Cumbrian coal mine legal challenge refused
Climate campaigners have been refused a legal challenge against the Government over its decision to grant planning permission to a new coal mine in Cumbria.
Friends of the Earth (FoE) and South Lakes Action on Climate Change (SLACC) said they will ask the High Court to reconsider its refusal to grant a judicial review.
In December, Levelling Up Secretary Michael Gove approved what is set to be the first new coal mine in the UK in 30 years.
His department said it will be used for steel, not power generation, and supporters of the development have said it will create 500 jobs.
FoE and SLACC said Mr Gove failed to account for the significant climate impacts of the mine and whether carbon credits to offset its emissions would be accepted elsewhere.
They were also concerned about the international precedent of opening a new coal mine.
Carole Wood, chair of SLACC, said: “We are disappointed with this decision but we and our legal team are firmly of the view that there are legal errors in the Government’s decision to permit the mine.
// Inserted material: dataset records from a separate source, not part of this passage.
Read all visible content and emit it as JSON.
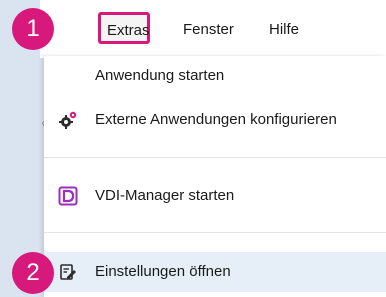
{
  "menubar": {
    "items": [
      {
        "label": "Extras"
      },
      {
        "label": "Fenster"
      },
      {
        "label": "Hilfe"
      }
    ]
  },
  "callouts": [
    "1",
    "2"
  ],
  "dropdown": {
    "items": [
      {
        "label": "Anwendung starten",
        "icon": "none"
      },
      {
        "label": "Externe Anwendungen konfigurieren",
        "icon": "gears-icon"
      },
      {
        "label": "VDI-Manager starten",
        "icon": "vdi-d-icon"
      },
      {
        "label": "Einstellungen öffnen",
        "icon": "settings-edit-icon"
      }
    ]
  },
  "colors": {
    "highlight": "#d6197a",
    "hover_row": "#e6eff8",
    "vdi_icon": "#9b2fc1"
  }
}
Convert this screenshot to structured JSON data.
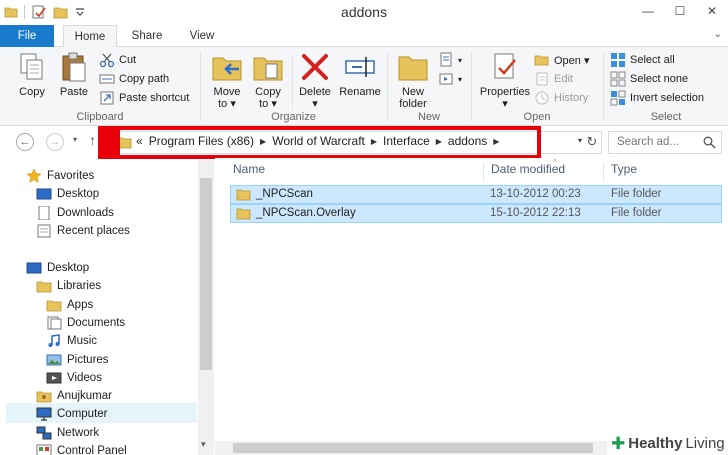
{
  "window": {
    "title": "addons",
    "minimize": "—",
    "maximize": "☐",
    "close": "✕"
  },
  "ribbon_tabs": {
    "file": "File",
    "home": "Home",
    "share": "Share",
    "view": "View",
    "expand": "⌄"
  },
  "ribbon": {
    "clipboard": {
      "label": "Clipboard",
      "copy": "Copy",
      "paste": "Paste",
      "cut": "Cut",
      "copy_path": "Copy path",
      "paste_shortcut": "Paste shortcut"
    },
    "organize": {
      "label": "Organize",
      "move_to_1": "Move",
      "move_to_2": "to ▾",
      "copy_to_1": "Copy",
      "copy_to_2": "to ▾",
      "delete_1": "Delete",
      "delete_2": "▾",
      "rename": "Rename"
    },
    "new": {
      "label": "New",
      "new_folder_1": "New",
      "new_folder_2": "folder"
    },
    "open": {
      "label": "Open",
      "properties_1": "Properties",
      "properties_2": "▾",
      "open": "Open ▾",
      "edit": "Edit",
      "history": "History"
    },
    "select": {
      "label": "Select",
      "select_all": "Select all",
      "select_none": "Select none",
      "invert_selection": "Invert selection"
    }
  },
  "address": {
    "back": "←",
    "forward": "→",
    "recent": "▾",
    "up": "↑",
    "prefix": "«",
    "crumbs": [
      "Program Files (x86)",
      "World of Warcraft",
      "Interface",
      "addons"
    ],
    "separator": "▶",
    "dropdown": "▾",
    "refresh": "↻",
    "search_placeholder": "Search ad..."
  },
  "nav_pane": {
    "favorites": "Favorites",
    "desktop_fav": "Desktop",
    "downloads": "Downloads",
    "recent_places": "Recent places",
    "desktop": "Desktop",
    "libraries": "Libraries",
    "apps": "Apps",
    "documents": "Documents",
    "music": "Music",
    "pictures": "Pictures",
    "videos": "Videos",
    "user": "Anujkumar",
    "computer": "Computer",
    "network": "Network",
    "control_panel": "Control Panel",
    "scroll_down": "▾"
  },
  "file_list": {
    "columns": {
      "name": "Name",
      "date": "Date modified",
      "type": "Type",
      "sort": "^"
    },
    "rows": [
      {
        "name": "_NPCScan",
        "date": "13-10-2012 00:23",
        "type": "File folder"
      },
      {
        "name": "_NPCScan.Overlay",
        "date": "15-10-2012 22:13",
        "type": "File folder"
      }
    ]
  },
  "watermark": {
    "plus": "✚",
    "word1": "Healthy",
    "word2": "Living"
  },
  "colors": {
    "file_tab": "#1979ca",
    "highlight_border": "#e8000b",
    "selection": "#cce8ff",
    "selection_border": "#99d1ff",
    "folder": "#e8c25a"
  }
}
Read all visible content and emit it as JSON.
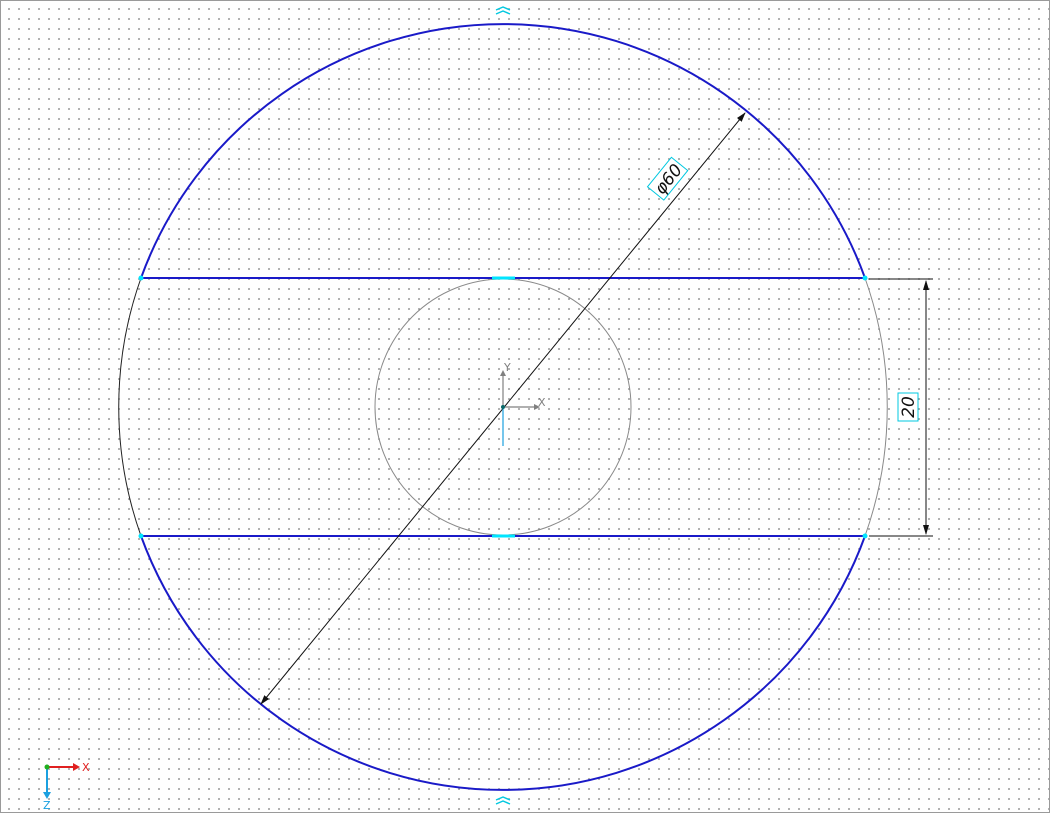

“The Government sought to turn a blind eye to the climate impacts from burning the coal that will be produced by the mine, and we look forward to a hearing to consider whether this approach can be lawful.”
Chris Skidmore MP, who produced a report on how to reach net zero, said in January that the decision to approve the mine was a “mistake” and it will not be built if the Government takes up his recommendations.
A spokesperson from the Department for Levelling Up, Housing and Communities, said: “The secretary of state has agreed to grant planning permission for a new metallurgical coal mine in Cumbria as recommended by the independent planning inspector.
“The reasons for the secretary of state’s decision are set out in full in his published letter, alongside the report of the independent planning inspector who oversaw the inquiry.
“It would be inappropriate to comment further given ongoing legal proceedings.”
FoE campaigner Tony Bosworth said: “This isn’t the decision we had hoped for but it isn’t the end of the line.
“We still believe that giving the go-ahead to the Whitehaven coal mine was unlawful and we will be asking the court to reconsider its decision.
“Opponents of the mine raised critically important, climate-related questions in the planning inquiry, but these were either fudged or avoided.
“With the world in an accelerating climate crisis, these issues cannot be ignored.”